An annual UCD survey examines all relative costs in relation to third-level universities in Ireland including fees, rent, utilities, food, travel, books, clothes, mobile phone and social-related spending. According to the survey, costs range from €14,133 at UL to €18,360 a year in UCD.

“If for example, we look at properly saving in advance for a student to attend a three-year degree in UCD – you would be looking at saving an amount of at least €202.17 per month from birth. So basically, the monthly children’s allowance topped with a further €60, which is quite a surprise to most parents,” says Brick.

“The first step is to establish a disciplined and frequent approach to the savings challenge, decide on a monthly amount depending on your child’s age and stage of education and get that direct debit set up as soon as possible,” she adds.

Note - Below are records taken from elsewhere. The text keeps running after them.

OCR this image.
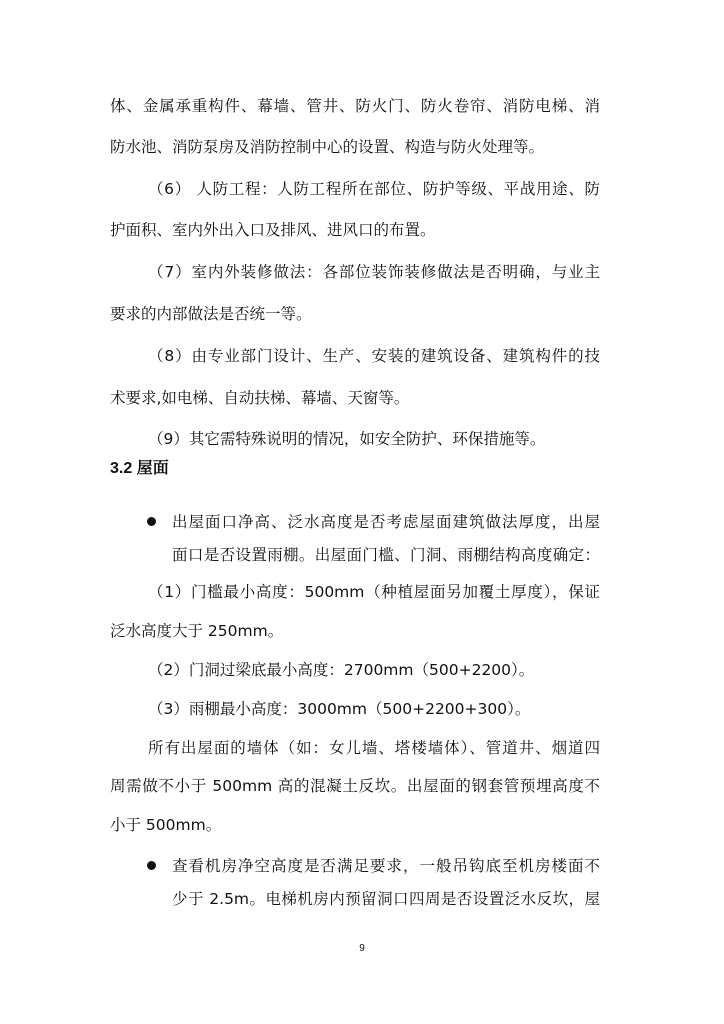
体、金属承重构件、幕墙、管井、防火门、防火卷帘、消防电梯、消
防水池、消防泵房及消防控制中心的设置、构造与防火处理等。
（6） 人防工程：人防工程所在部位、防护等级、平战用途、防
护面积、室内外出入口及排风、进风口的布置。
（7）室内外装修做法：各部位装饰装修做法是否明确，与业主
要求的内部做法是否统一等。
（8）由专业部门设计、生产、安装的建筑设备、建筑构件的技
术要求,如电梯、自动扶梯、幕墙、天窗等。
（9）其它需特殊说明的情况，如安全防护、环保措施等。
3.2 屋面
出屋面口净高、泛水高度是否考虑屋面建筑做法厚度，出屋
面口是否设置雨棚。出屋面门槛、门洞、雨棚结构高度确定：
（1）门槛最小高度：500mm（种植屋面另加覆土厚度），保证
泛水高度大于 250mm。
（2）门洞过梁底最小高度：2700mm（500+2200）。
（3）雨棚最小高度：3000mm（500+2200+300）。
所有出屋面的墙体（如：女儿墙、塔楼墙体）、管道井、烟道四
周需做不小于 500mm 高的混凝土反坎。出屋面的钢套管预埋高度不
小于 500mm。
查看机房净空高度是否满足要求，一般吊钩底至机房楼面不
少于 2.5m。电梯机房内预留洞口四周是否设置泛水反坎，屋
9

There are typically three ways of catering for your children’s education expenses, Fiona Haughey of Davy says.

These are: meeting costs through your regular income – however, if you are due to retire just as your kids are starting college this can prove problematic; regular savings – you can then set aside a portion of your monthly/annual income to gradually build an education fund or for those in a position where you have funds readily available, you can set aside a lump sum.

‘Education costs inflate’

“It’s important to note that education costs usually inflate at quite a high rate. Therefore, saving via cash in a low-deposit-rate environment often results in your savings losing its purchasing power by the time it is required” says Haughey.

“Depending on each family’s circumstances and goals, we can help implement an investment strategy that suits. We offer a range of Global Portfolio Strategies (GPS) catered to varying client risk profiles – these funds are ‘gross roll up’, meaning your savings can grow without tax being applied for up to eight years (or on exit) and then a fund tax is applied. These tend to be popular with our clients saving for these important expenses,” she adds.

Brick says there are a number of investment vehicles available at all levels of risk for regular savings.

“Our most popular options available are multi-asset investment funds, available from the various life companies, which spread your money across a number of different asset types such as shares, property, bonds and commodities – basically assets which have the potential to grow faster than inflation.

“Investing in multi-asset funds means that the value of your investment has the opportunity to generate higher return over the longer term.

“There are on average five or six different multi-asset funds available which come with various levels of risk attached and it is our job as financial advisers to properly evaluate and ascertain each individual client separately and then match them to a suitable portfolio,” she adds.